Quelles autres découvertes ont été réalisées et permettent de mettre en lumière les caractéristiques très "humaines" des singes ? Quels sont les autres comportements des grands singes qui peuvent les rapprocher des êtres humains ? 

Au travers de mes études sur l'automédication des chimpanzés, j'ai pu mettre en évidence que les grands singes qui étaient malades étaient capables de sélectionner et de consommer les plantes qui avaient des propriétés médicinales. Quand on compare la pharmacopée des chimpanzés et celle des hommes, on remarque un recouvrement dans le choix des plantes utilisées par la médecine traditionnelle africaine et les plantes choisies par les primates, pour les mêmes pathologies. Ces observations laisse à penser que les chimpanzés ont des capacités d'automédication, une sorte de proto-médecine pas si éloignée de la notre... 

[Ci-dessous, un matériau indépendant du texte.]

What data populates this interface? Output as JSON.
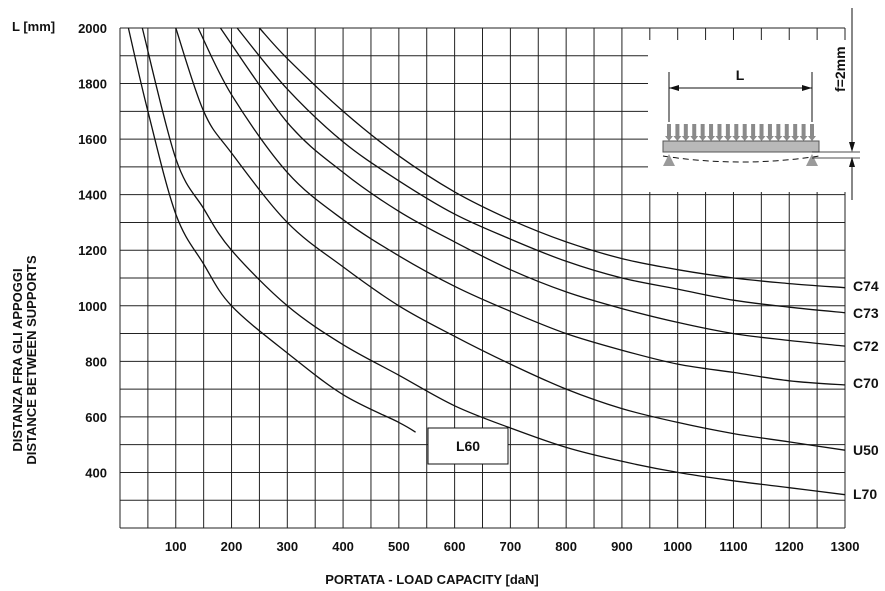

Ce qui est intéressant, c'est de voir comment s'expriment ces capacités en milieu naturel. Il y a des choses assez exceptionnelles observées en conditions expérimentales comme l'ordonnancement de chiffres montrés sur un écran comme l'a révélée le professeur Matsuzawa qui met en avant le fait que les chimpanzés ont -dans certains cas- des capacités de mémoire bien meilleures que les humains. Ils ont une capacité à se souvenir de l'ordre d'apparition des chiffres sur un ecran qui est remarquable. Dans cet exercice, les chimpanzés surpassent les humains. Néanmoins, les conditions de réalisation de cet exercice sont assez particulières et demandent un entrainement assez poussé. Dans leur milieu naturel, les chimpanzés sont en mesure de repérer et d'anticiper sur leur territoire la fructification des arbres. Ils ne vont pas se déplacer pour aller chercher des fruits d'une espèce qui ne seraient pas mûrs. Des chercheurs ont mis en évidence ces compétences de botanique exceptionnelle. De plus, ils peuvent adapter leurs déplacements à leurs besoins, ils savent utiliser des indices comme le vol des oiseaux vers des arbres en fruit. Il y a d'autres choses étonnantes par rapport à la prise en compte des savoirs. Ainsi par exemple, en fonction des congénères présents, ils vont appeler à l'aide ou pas s'ils sont attaqués et moduler l'intensité de leurs vocalisations en fonction de sa position hiérarchique et de sa capacité de lui venir en aide. S'il n'y a que des individus de bas rang hiérarchique, l'agressé ne va pas crier fort alors qu'en présence d'individu de rang hiérarchique plus élevé que son agresseur, la victime va exagérer ses cris. parce qu'ils ne seront pas aidés.

Qu'est-ce que les singes ont encore à nous apprendre ?

Si je reprends l'exemple de mes recherches, les chimpanzés nous ont guidé vers des molécules qui nous étaient complètement inconnues aux propriétés anti paludiques, vers des plantes que nous n'utilisions pas pour la recherche de nouveaux médicaments . Les observer peut nous convaincre de préserver nos forêts tropicales qui abritent des ressources inestimables pour la santé humaine et pour notre futur. Il est urgent de les protéger car nos plus proches parents sont menacés d'extinction dans un avenir proche et leur disparition nous priverait de nos plus proches parents mais également de connaissances sur notre propre espèce et son évolution.